Kaldı ki farkındaysanız, hiç kimsenin Mehmet Şimşek’in uyguladığı reçeteye bir eleştirisi yok!
Şunu demeye çalışıyorum: Belediyeleri kazanan CHP, adeta ateşten bir gömlek giydi.
Vatandaş, CHP’yi 2028 Genel Seçimlerine kadar bir sınava tabi tutacak.
2023’te bütün koşulların oluşmasına rağmen iktidarı değiştiremeyen CHP’ye, Türk halkı tarafından 31 Mart 2024’te verilen “yerel iktidar” mührü, CHP için hem mükafat hem ceza niteliğindedir.
CHP; ANAP’ın 1989’da kaybettiği belediyeler üzerinden AK Parti’ye yönelik çıkarımlar yapmak yerine, 1994 Yerel Seçimlerinde iktidara gelen Millî Görüş geleneğinin, belediyeler üzerinden nasıl adım adım merkezi iktidara taşındığını analiz etmelidir.
1990'lı yılların Refah Partisi, devletin müfettişinden önce gidip belediyelerini denetimden geçiriyordu. Kontrolü elden bırakmayan Parti Genel Merkezinin müfettişleri, bu sayede başarıyı da şansa bırakmamış oluyordu.
Kendi memleketimden, Foça’dan örnek vereyim: Foça’ya gelen bir Genel Merkez mensubu Foça Belediyesinde olup bitenleri denetlemek, hatta tebdili kıyafet ile halkın nabzını tutmak yerine, ziyaretini turistik bir bakış açısıyla gerçekleştirmeye devam ederse, vah ki ne vah!
Bitirmeden önce...
“Bir dahaki seçimlerde Recep Tayyip Erdoğan olmayacak” diyenlere de selam olsun!

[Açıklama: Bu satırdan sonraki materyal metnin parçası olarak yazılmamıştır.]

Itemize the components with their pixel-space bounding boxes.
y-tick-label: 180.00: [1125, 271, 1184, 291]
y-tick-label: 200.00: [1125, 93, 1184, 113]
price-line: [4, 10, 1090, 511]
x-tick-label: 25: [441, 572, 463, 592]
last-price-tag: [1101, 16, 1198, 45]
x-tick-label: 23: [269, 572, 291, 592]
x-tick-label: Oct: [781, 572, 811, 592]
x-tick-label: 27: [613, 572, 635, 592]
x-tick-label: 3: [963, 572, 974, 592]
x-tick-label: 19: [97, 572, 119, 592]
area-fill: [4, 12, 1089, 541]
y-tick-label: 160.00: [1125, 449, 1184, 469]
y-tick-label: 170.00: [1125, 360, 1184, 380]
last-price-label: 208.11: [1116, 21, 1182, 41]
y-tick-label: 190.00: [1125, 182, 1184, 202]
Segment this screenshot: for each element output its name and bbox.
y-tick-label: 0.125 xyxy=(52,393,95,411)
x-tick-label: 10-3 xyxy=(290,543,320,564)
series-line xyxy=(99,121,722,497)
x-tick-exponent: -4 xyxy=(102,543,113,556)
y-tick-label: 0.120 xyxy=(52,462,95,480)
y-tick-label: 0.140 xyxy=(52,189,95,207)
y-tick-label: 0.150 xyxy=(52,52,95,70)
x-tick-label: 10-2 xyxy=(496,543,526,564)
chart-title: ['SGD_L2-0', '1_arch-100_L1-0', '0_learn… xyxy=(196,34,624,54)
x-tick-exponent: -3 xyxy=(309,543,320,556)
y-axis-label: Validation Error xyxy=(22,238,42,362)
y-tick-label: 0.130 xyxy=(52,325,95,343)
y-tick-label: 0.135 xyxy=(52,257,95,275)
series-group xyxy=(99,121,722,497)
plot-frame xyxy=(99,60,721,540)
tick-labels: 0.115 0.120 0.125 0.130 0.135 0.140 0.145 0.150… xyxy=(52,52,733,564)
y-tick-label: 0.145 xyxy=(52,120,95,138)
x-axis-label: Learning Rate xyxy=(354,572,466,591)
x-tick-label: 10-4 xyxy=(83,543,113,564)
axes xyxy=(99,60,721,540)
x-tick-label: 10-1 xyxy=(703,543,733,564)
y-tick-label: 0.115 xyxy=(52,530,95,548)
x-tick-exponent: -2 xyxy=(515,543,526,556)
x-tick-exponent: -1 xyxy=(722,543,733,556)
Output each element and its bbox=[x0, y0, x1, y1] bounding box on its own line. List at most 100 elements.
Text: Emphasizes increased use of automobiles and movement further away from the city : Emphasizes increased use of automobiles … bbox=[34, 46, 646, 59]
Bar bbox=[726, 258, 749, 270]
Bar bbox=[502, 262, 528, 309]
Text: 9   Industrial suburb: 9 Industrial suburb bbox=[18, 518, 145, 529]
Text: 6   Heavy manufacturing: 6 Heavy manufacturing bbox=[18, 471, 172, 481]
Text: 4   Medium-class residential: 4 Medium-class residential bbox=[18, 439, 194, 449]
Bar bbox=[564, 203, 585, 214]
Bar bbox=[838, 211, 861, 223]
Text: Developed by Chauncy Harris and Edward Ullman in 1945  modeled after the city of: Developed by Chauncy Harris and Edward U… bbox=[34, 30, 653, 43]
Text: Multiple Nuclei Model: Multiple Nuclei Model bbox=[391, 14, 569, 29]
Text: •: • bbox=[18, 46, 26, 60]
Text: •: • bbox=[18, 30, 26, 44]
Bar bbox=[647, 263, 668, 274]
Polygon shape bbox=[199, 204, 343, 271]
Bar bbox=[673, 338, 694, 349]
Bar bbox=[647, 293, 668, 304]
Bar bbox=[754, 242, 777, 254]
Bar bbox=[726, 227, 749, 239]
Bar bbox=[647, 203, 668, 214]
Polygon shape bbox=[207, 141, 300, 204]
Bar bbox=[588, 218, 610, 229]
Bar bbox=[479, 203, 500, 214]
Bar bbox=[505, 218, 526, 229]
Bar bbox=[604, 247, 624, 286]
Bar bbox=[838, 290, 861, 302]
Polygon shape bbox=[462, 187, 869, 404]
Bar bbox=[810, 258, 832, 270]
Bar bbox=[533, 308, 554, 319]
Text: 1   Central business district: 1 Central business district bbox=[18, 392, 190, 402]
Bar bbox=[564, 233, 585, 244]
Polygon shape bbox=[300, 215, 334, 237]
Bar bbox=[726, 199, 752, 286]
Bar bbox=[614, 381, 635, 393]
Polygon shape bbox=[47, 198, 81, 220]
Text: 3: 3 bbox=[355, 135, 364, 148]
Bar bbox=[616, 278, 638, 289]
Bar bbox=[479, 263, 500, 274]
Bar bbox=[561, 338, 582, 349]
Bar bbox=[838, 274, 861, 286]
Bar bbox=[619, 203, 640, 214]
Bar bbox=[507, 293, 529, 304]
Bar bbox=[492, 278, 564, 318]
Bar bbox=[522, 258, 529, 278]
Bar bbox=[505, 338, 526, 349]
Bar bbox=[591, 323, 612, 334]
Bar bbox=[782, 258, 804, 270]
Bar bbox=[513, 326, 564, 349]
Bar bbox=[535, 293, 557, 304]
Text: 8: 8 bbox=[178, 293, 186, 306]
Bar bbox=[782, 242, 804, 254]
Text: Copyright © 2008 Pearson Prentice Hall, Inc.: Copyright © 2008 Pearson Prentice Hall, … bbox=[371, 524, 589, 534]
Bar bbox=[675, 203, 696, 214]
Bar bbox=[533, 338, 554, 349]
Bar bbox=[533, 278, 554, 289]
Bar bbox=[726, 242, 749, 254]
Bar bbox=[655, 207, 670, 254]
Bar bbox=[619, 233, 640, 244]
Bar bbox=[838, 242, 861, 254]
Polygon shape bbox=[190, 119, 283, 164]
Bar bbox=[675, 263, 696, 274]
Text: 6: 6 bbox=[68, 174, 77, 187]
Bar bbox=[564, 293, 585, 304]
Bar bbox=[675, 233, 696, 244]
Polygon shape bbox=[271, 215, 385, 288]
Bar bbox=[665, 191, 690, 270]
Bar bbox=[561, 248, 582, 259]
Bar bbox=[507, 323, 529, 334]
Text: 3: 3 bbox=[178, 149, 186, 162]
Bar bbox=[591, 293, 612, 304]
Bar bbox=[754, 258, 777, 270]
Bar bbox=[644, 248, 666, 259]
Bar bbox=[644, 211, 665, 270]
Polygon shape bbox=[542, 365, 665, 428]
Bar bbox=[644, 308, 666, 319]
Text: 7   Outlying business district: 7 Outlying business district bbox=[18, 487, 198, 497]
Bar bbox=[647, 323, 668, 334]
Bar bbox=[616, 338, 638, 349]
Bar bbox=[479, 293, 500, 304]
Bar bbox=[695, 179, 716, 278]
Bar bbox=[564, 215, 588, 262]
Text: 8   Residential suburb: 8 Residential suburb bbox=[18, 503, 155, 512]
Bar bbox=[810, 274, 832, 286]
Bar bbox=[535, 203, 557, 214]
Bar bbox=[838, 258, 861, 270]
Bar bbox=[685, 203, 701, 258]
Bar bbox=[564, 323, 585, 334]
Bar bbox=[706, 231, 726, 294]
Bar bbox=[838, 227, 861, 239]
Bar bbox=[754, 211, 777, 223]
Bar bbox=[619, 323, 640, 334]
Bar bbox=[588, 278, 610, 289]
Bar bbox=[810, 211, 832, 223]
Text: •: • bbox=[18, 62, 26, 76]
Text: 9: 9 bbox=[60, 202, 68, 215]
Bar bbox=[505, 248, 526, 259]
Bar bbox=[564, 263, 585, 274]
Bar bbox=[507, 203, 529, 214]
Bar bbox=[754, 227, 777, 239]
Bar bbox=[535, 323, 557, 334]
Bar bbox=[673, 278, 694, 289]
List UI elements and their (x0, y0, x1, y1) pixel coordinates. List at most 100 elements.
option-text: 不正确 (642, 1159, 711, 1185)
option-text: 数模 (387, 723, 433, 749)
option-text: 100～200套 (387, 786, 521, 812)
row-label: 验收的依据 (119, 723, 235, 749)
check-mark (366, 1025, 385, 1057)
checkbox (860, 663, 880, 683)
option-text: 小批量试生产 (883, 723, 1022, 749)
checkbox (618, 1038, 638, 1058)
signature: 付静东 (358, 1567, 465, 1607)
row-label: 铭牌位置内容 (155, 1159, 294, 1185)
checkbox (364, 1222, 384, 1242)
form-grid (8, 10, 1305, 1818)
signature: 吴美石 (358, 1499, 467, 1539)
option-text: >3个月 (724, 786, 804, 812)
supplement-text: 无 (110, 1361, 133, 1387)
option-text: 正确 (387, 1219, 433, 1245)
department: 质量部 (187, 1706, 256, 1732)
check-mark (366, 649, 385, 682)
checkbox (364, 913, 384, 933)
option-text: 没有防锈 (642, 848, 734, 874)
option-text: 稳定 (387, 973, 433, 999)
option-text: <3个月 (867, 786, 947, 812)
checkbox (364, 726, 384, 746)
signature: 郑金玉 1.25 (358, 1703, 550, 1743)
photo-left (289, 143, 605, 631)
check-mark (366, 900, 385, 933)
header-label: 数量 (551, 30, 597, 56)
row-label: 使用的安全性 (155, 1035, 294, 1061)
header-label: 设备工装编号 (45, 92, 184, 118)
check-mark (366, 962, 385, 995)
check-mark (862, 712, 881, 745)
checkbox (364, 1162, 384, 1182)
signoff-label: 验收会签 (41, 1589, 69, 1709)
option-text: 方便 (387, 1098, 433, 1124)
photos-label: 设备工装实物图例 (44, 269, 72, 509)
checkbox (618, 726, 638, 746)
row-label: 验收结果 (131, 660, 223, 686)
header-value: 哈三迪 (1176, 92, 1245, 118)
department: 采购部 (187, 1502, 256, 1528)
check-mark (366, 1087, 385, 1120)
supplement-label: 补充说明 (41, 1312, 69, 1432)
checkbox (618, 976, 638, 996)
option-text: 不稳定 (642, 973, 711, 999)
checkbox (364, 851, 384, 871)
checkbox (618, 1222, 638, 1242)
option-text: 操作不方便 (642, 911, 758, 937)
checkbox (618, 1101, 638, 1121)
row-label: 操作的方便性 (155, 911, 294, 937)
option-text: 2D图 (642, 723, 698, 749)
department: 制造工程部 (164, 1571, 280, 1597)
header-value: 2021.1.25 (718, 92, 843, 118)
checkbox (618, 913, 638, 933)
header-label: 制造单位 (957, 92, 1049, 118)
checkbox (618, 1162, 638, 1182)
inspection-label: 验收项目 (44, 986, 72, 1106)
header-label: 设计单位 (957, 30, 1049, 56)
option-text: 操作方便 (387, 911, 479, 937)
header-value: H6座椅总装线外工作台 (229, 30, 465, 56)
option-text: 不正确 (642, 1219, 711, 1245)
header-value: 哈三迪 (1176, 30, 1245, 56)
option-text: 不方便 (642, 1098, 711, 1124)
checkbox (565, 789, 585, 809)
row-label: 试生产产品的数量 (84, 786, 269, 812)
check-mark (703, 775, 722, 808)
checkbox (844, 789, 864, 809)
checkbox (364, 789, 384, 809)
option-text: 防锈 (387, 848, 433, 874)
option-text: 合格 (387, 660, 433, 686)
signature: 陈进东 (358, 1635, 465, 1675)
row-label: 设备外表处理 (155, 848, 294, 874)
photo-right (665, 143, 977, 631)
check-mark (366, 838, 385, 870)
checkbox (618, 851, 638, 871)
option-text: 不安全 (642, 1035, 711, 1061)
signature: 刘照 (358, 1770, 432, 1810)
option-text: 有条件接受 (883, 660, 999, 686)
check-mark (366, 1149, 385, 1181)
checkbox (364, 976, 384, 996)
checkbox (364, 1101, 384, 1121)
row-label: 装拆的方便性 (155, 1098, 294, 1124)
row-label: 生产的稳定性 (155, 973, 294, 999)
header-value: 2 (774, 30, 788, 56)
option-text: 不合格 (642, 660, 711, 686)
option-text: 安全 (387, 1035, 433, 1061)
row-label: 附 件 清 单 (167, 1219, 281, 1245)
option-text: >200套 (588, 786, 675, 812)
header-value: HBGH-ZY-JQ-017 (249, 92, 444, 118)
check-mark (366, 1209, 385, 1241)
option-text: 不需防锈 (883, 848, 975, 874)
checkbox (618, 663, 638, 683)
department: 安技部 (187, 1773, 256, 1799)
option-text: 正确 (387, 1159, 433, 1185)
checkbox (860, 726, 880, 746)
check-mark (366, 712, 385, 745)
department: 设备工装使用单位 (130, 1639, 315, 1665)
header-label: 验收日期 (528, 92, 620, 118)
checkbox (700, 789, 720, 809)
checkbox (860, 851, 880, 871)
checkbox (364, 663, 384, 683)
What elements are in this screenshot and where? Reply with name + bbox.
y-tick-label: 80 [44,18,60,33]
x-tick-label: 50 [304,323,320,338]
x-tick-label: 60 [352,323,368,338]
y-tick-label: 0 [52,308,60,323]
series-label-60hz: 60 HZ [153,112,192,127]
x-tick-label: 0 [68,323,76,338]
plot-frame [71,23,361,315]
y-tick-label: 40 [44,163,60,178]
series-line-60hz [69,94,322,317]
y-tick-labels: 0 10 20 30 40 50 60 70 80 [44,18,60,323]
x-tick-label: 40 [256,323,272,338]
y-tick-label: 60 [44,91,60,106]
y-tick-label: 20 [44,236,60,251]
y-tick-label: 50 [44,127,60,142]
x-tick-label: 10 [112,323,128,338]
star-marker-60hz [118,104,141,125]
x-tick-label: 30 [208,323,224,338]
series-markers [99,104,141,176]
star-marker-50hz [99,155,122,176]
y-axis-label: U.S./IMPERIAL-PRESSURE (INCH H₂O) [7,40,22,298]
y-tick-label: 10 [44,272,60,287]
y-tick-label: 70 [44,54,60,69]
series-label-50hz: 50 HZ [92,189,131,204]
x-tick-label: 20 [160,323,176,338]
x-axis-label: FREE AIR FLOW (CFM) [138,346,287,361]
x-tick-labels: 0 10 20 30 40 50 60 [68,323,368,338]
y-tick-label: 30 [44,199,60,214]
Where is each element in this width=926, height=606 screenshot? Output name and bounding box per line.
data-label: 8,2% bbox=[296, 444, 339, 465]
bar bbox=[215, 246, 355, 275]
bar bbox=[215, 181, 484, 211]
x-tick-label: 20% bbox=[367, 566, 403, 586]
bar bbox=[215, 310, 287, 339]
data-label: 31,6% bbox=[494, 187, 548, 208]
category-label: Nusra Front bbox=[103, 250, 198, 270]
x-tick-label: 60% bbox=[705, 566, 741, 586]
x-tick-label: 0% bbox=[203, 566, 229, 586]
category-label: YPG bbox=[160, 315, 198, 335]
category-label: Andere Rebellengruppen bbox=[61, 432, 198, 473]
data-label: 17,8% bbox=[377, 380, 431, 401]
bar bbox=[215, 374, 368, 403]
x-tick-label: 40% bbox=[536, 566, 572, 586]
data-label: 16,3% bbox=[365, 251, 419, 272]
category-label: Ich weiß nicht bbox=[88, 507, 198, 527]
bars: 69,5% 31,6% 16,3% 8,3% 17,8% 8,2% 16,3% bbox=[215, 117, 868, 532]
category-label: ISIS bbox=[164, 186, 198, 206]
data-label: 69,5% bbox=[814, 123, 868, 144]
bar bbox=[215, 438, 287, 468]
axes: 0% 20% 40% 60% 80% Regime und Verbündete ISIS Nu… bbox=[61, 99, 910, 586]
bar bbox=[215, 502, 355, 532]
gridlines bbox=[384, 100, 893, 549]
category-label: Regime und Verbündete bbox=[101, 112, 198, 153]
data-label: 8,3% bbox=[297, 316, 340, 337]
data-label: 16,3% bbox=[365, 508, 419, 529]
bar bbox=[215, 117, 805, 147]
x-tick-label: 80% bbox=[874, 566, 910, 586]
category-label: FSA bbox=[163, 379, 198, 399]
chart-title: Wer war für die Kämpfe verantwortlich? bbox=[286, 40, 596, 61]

Adnan Menderes, Süleyman Demirel, Necmettin Erbakan, Turgut Özal, Recep Tayyip Erdoğan…
Türkiye’de sağ cenahın hiçbir zaman lider sıkıntısı olmamıştır. Hatta o sağ cenah o kadar verimlidir ki, CHP bile bundan nasiplenir. Eski sağcıların biriyle Ankara’da, diğeri ile İstanbul’da, bir diğeri ile de Antalya’da belediye kazanır.